Systemic lupus erythematosus (SLE) is an atopic autoimmune disease involving multiple factors including genetics, sex hormones, environment, and infection, with clinical manifestations of systemic involvement of various systems and organs, as well as the presence of large amounts of autoantibodies in the serum.
Currently, there are several hypotheses for the pathogenesis of lupus, but there is increasing evidence that environmental stimuli and infections induce exposure to autoantigens in a genetic background of peripheral immunodeficiency, along with increased secretion of interferon by plasmacytoid dendritic cells, resulting in increased presentation of antigens by immune cells and decreased negative feedback regulation by T lymphocytes, leading to slowed formation and clearance of immune complexes, leading to pathogenesis.
The main pathological changes of SLE are inflammatory reaction and vascular abnormalities, which can appear in any organ of the body.
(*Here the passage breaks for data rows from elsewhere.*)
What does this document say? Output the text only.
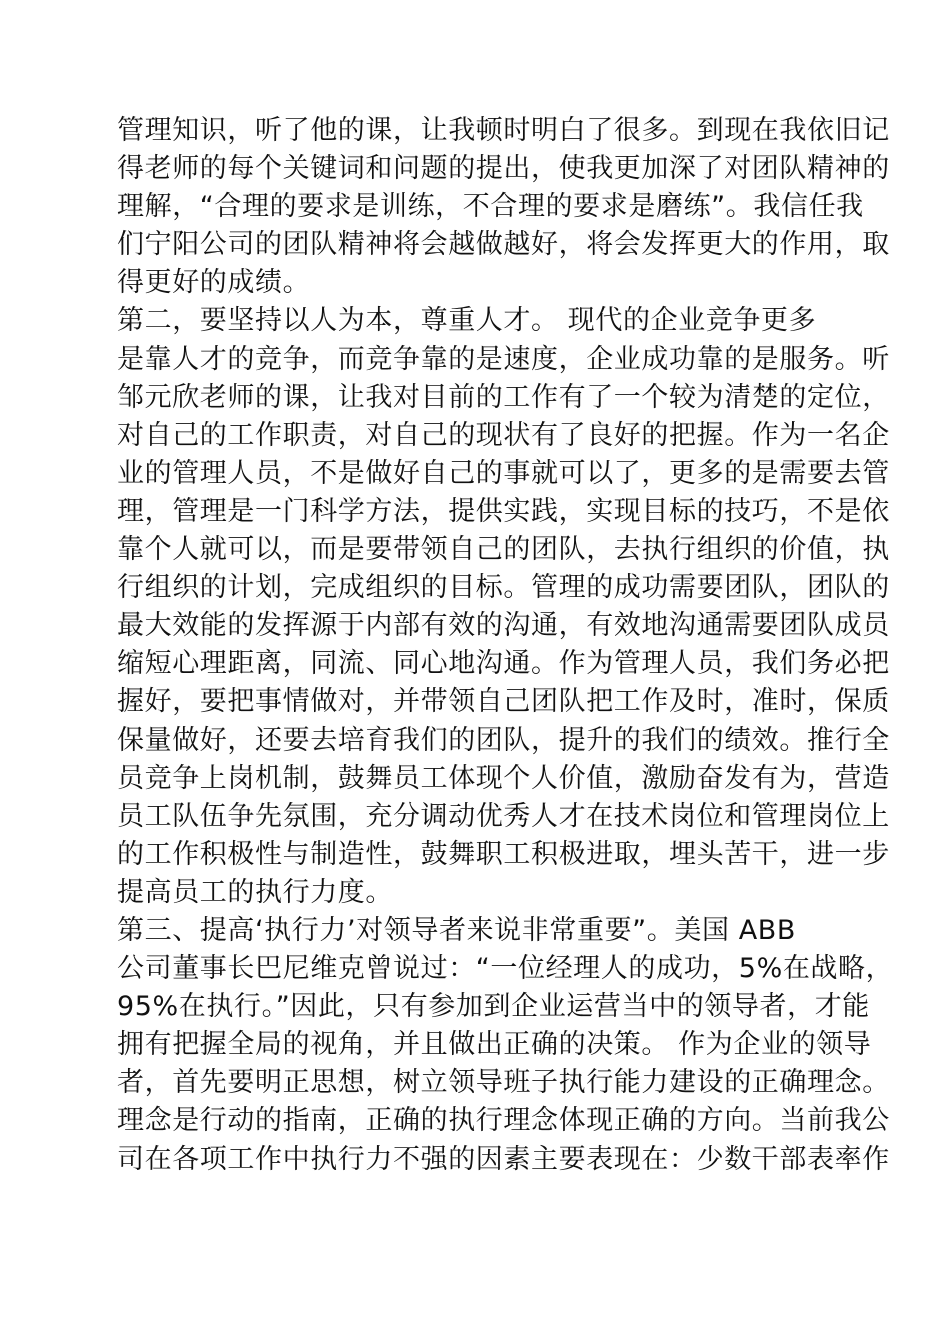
管理知识，听了他的课，让我顿时明白了很多。到现在我依旧记
得老师的每个关键词和问题的提出，使我更加深了对团队精神的
理解，“合理的要求是训练，不合理的要求是磨练”。我信任我
们宁阳公司的团队精神将会越做越好，将会发挥更大的作用，取
得更好的成绩。
第二，要坚持以人为本，尊重人才。 现代的企业竞争更多
是靠人才的竞争，而竞争靠的是速度，企业成功靠的是服务。听
邹元欣老师的课，让我对目前的工作有了一个较为清楚的定位，
对自己的工作职责，对自己的现状有了良好的把握。作为一名企
业的管理人员，不是做好自己的事就可以了，更多的是需要去管
理，管理是一门科学方法，提供实践，实现目标的技巧，不是依
靠个人就可以，而是要带领自己的团队，去执行组织的价值，执
行组织的计划，完成组织的目标。管理的成功需要团队，团队的
最大效能的发挥源于内部有效的沟通，有效地沟通需要团队成员
缩短心理距离，同流、同心地沟通。作为管理人员，我们务必把
握好，要把事情做对，并带领自己团队把工作及时，准时，保质
保量做好，还要去培育我们的团队，提升的我们的绩效。推行全
员竞争上岗机制，鼓舞员工体现个人价值，激励奋发有为，营造
员工队伍争先氛围，充分调动优秀人才在技术岗位和管理岗位上
的工作积极性与制造性，鼓舞职工积极进取，埋头苦干，进一步
提高员工的执行力度。
第三、提高‘执行力’对领导者来说非常重要”。美国 ABB
公司董事长巴尼维克曾说过：“一位经理人的成功，5%在战略，
95%在执行。”因此，只有参加到企业运营当中的领导者，才能
拥有把握全局的视角，并且做出正确的决策。 作为企业的领导
者，首先要明正思想，树立领导班子执行能力建设的正确理念。
理念是行动的指南，正确的执行理念体现正确的方向。当前我公
司在各项工作中执行力不强的因素主要表现在：少数干部表率作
The basic pathological changes include: (1) fibrin-like degeneration of connective tissue: it is caused by the deposition of eosinophilic material composed of immune complexes and fibrin in connective tissue. (2) Necrotizing vasculitis: inflammation and necrosis of the vessel walls of medium and small vessels due to the deposition of immune complexes or direct antibody attack, with secondary thrombosis narrowing the lumen, leading to local tissue ischemia and dysfunction.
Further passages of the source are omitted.